Je ne suis pas entièrement contre l'existentialisme chrétien. Ma critique principale sera que ce n'est pas une philosophie politique, ni de l'action. C'est une philosophie de l'individu et de la liberté, mais en même temps du repli sur soi et du quiétisme. L'hédonisme, au contraire, ça ne me correspond pas et globalement ça revient à encourager les gens à fuir la réalité, leurs problèmes, à ne pas assumer leurs responsabilités et à ne pas faire leur vie selon de vrais choix, et à s'oublier soi-même dans la recherche sans fin du plaisir (et le désir étant toujours insatisfait et violent, il faudra chercher toujours plus de plaisir, lequel disparaît dans son instantanéité). Le plaisir, c'est bien, mais comme tout excès il peut nous nuire sans qu'on s'en rende forcément compte. Vous buvez, vous buvez encore, puis vous êtes malade. Vous avez un problème de cœur, vous buvez pour oublier, et vous finissez dans le coma. Je ne vois pas là de liberté ni de bonheur. C'est même une philosophie tout à fait adaptée au capitalisme, au consommateur qui prend ce qui vient susciter son désir en le caressant dans le sens du poil.
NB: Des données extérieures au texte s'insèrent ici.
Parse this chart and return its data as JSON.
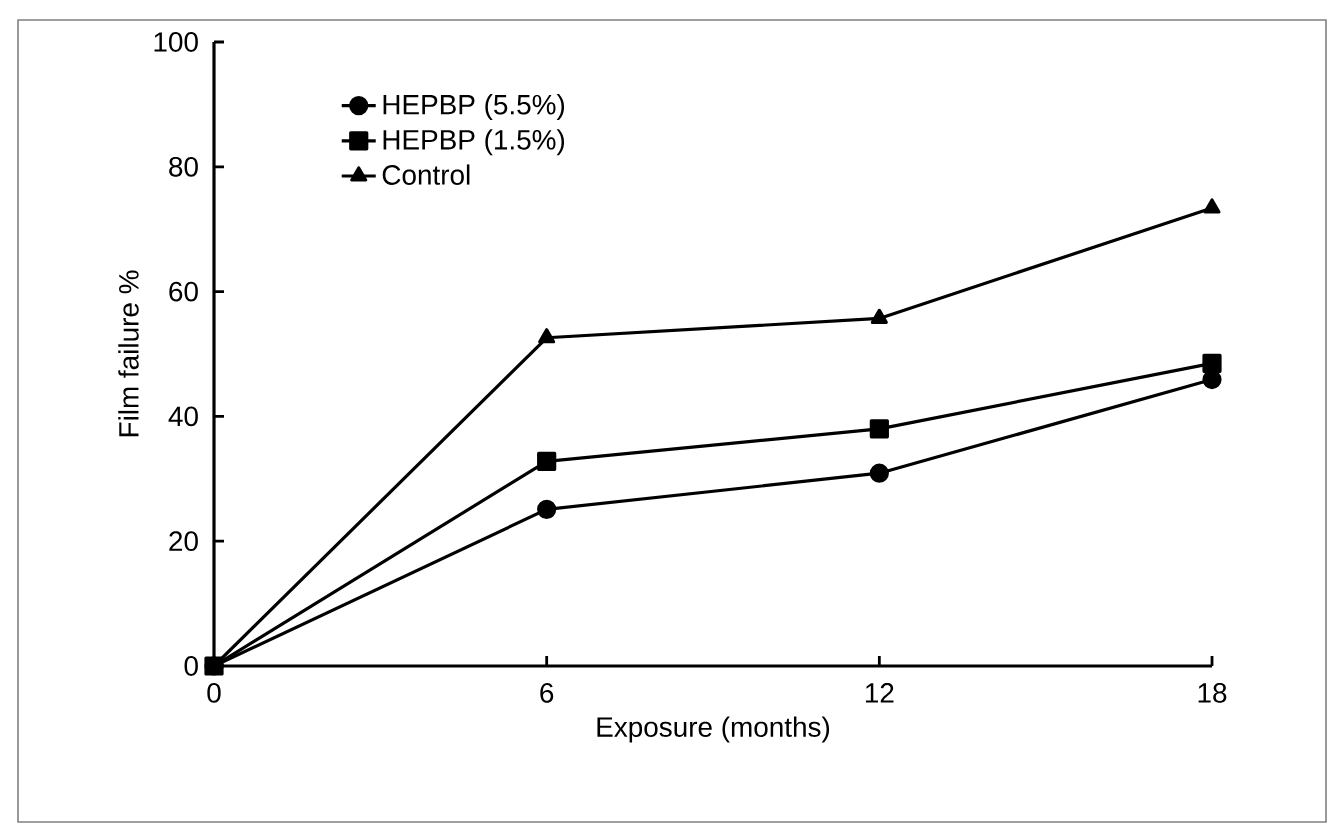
{
  "chart_data": {
    "type": "line",
    "xlabel": "Exposure (months)",
    "ylabel": "Film failure %",
    "x": [
      0,
      6,
      12,
      18
    ],
    "xlim": [
      0,
      18
    ],
    "xticks": [
      0,
      6,
      12,
      18
    ],
    "ylim": [
      0,
      100
    ],
    "yticks": [
      0,
      20,
      40,
      60,
      80,
      100
    ],
    "legend": "top left",
    "grid": false,
    "line_style": "solid",
    "series": [
      {
        "name": "HEPBP (5.5%)",
        "color": "#000000",
        "marker": "circle",
        "values": [
          0,
          25.1,
          30.9,
          45.9
        ]
      },
      {
        "name": "HEPBP (1.5%)",
        "color": "#000000",
        "marker": "square",
        "values": [
          0,
          32.8,
          38,
          48.5
        ]
      },
      {
        "name": "Control",
        "color": "#000000",
        "marker": "triangle",
        "values": [
          0,
          52.6,
          55.7,
          73.4
        ]
      }
    ]
  }
}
Liber a écrit: Évidemment, un livre n'est jamais que le miroir de celui qui le lit. On peut casser le miroir, ça ne change rien à ce qu'on est.
Donc pour vous la philosophie est un divertissement comme un autre. On peut en dire ce qu'on veut et ça n'engage à rien.
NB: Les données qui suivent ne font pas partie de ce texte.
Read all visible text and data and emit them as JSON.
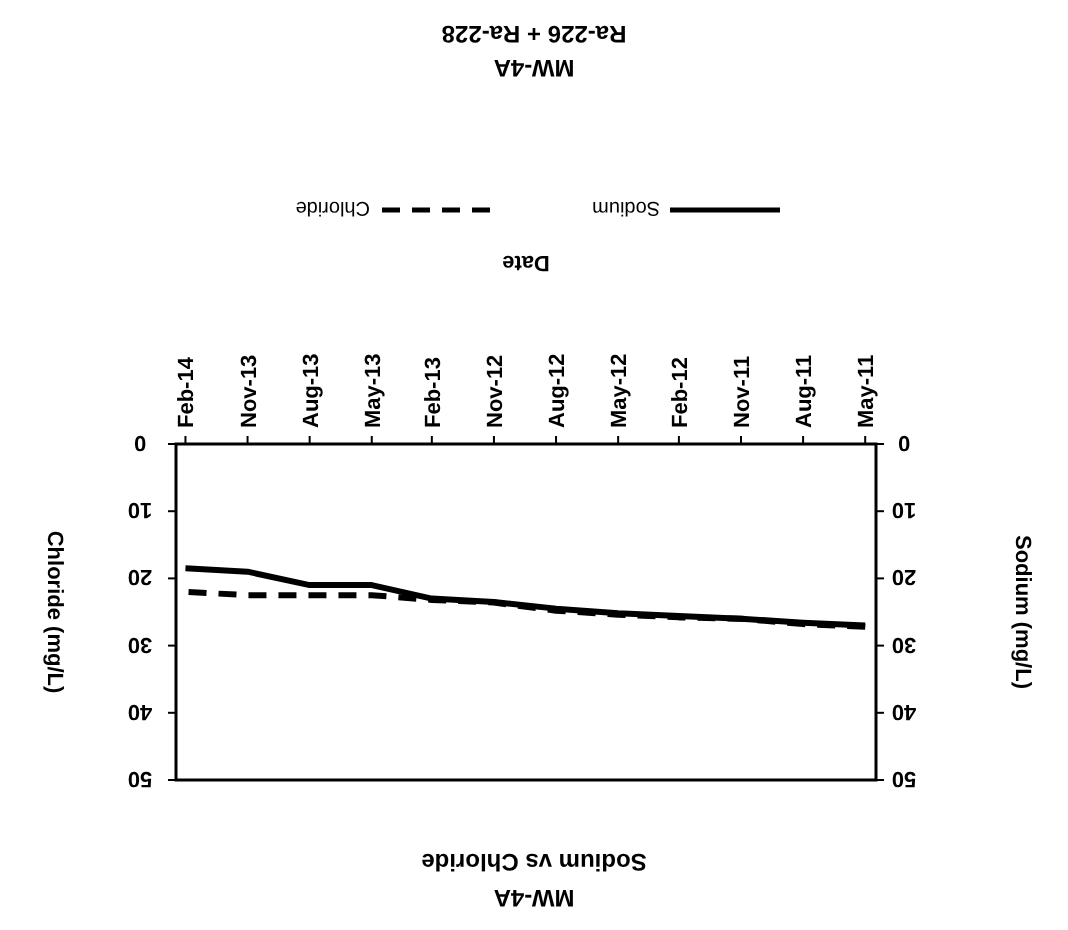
{
  "chart_data": {
    "type": "line",
    "title": "MW-4A",
    "subtitle": "Sodium vs Chloride",
    "xlabel": "Date",
    "ylabel": "Chloride (mg/L)",
    "y2label": "Sodium (mg/L)",
    "annotations": [
      "MW-4A",
      "Ra-226 + Ra-228"
    ],
    "x": [
      "2011-05",
      "2011-08",
      "2011-11",
      "2012-02",
      "2012-05",
      "2012-08",
      "2012-11",
      "2013-02",
      "2013-05",
      "2013-08",
      "2013-11",
      "2014-02"
    ],
    "xlim": [
      "2014-02-15",
      "2011-04-15"
    ],
    "xticks": [
      {
        "value": "2011-05",
        "label": "May-11"
      },
      {
        "value": "2011-08",
        "label": "Aug-11"
      },
      {
        "value": "2011-11",
        "label": "Nov-11"
      },
      {
        "value": "2012-02",
        "label": "Feb-12"
      },
      {
        "value": "2012-05",
        "label": "May-12"
      },
      {
        "value": "2012-08",
        "label": "Aug-12"
      },
      {
        "value": "2012-11",
        "label": "Nov-12"
      },
      {
        "value": "2013-02",
        "label": "Feb-13"
      },
      {
        "value": "2013-05",
        "label": "May-13"
      },
      {
        "value": "2013-08",
        "label": "Aug-13"
      },
      {
        "value": "2013-11",
        "label": "Nov-13"
      },
      {
        "value": "2014-02",
        "label": "Feb-14"
      }
    ],
    "ylim": [
      50,
      0
    ],
    "yticks": [
      0,
      10,
      20,
      30,
      40,
      50
    ],
    "y2lim": [
      50,
      0
    ],
    "y2ticks": [
      0,
      10,
      20,
      30,
      40,
      50
    ],
    "legend": "top",
    "series": [
      {
        "name": "Sodium",
        "color": "#000000",
        "line_style": "solid",
        "values": [
          27,
          26.6,
          26,
          25.6,
          25.2,
          24.5,
          23.5,
          23,
          21,
          21,
          19,
          18.5
        ]
      },
      {
        "name": "Chloride",
        "color": "#000000",
        "line_style": "dashed",
        "values": [
          27.2,
          26.8,
          26,
          25.8,
          25.4,
          24.8,
          23.6,
          23.2,
          22.5,
          22.5,
          22.5,
          22
        ]
      }
    ]
  }
}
Liber a écrit: En somme, vous pensez que le lecteur de Nietzsche doit se conformer à Nietzsche, que le miroir doit refléter l'auteur, et non le lecteur.
Je pense qu'il faut un minimum être en conformité avec les principes qu'on se donne ou plutôt qu'on fait mine de se donner et par lesquels on fait la leçon aux autres et on prétend être au-dessus d'eux. Or, dans le cas d'un nietzschéen, rien ne prouve, sinon cette auto-proclamation et auto-célébration de soi, qu'il est à la hauteur de ce qu'il prétend être. Bref, c'est souvent de la frime. Il en va aussi de l'honnêteté intellectuelle. Enfin, il n'est pas cohérent de vouloir être libre et de justifier une pseudo-liberté qui va en réalité à l'encontre de la liberté désirée.
Liber a écrit: Si vous viviez en Irak, vous auriez une kalachnikov comme tout le monde.
Certainement, puisque là-bas c'est la guerre (prolongée). J'ai donc tout à fait le droit, voire le devoir, de me protéger par n'importe quel moyen. Mais il est nécessaire de viser la pacification et l'établissement d'un véritable état de droit (pas que sur le papier). Je comprends donc tout aussi bien quelqu'un qui se bat pour sa survie que celui qui veut que la violence s'arrête. Les deux positions ne sont pas incompatibles puisque l'état de droit devrait garantir l'existence et le bien de celui qui se bat pour sa vie et sa liberté. Cela dit, je ne crois pas que la démocratie s'exporte, surtout quand c'est une pseudo-démocratie (cf. la démocratie représentative).
Liber a écrit: Vous n'êtes pas le sous homme moutonnier que le gouvernement veut vous faire croire, en vous garantissant la sécurité.
Tout à fait, mais en quoi la vie et l'activité s'arrêtent-elles dans un état de droit ? En quoi l'obéissance à la loi fait-elle que je me plie, tel un robot, aux ordres venus d'en haut ? (D'ailleurs, je critique aussi dans le libéralisme toute gouvernementalité qui s'appuie sur la sécurité pour normer et normaliser nos conduites.)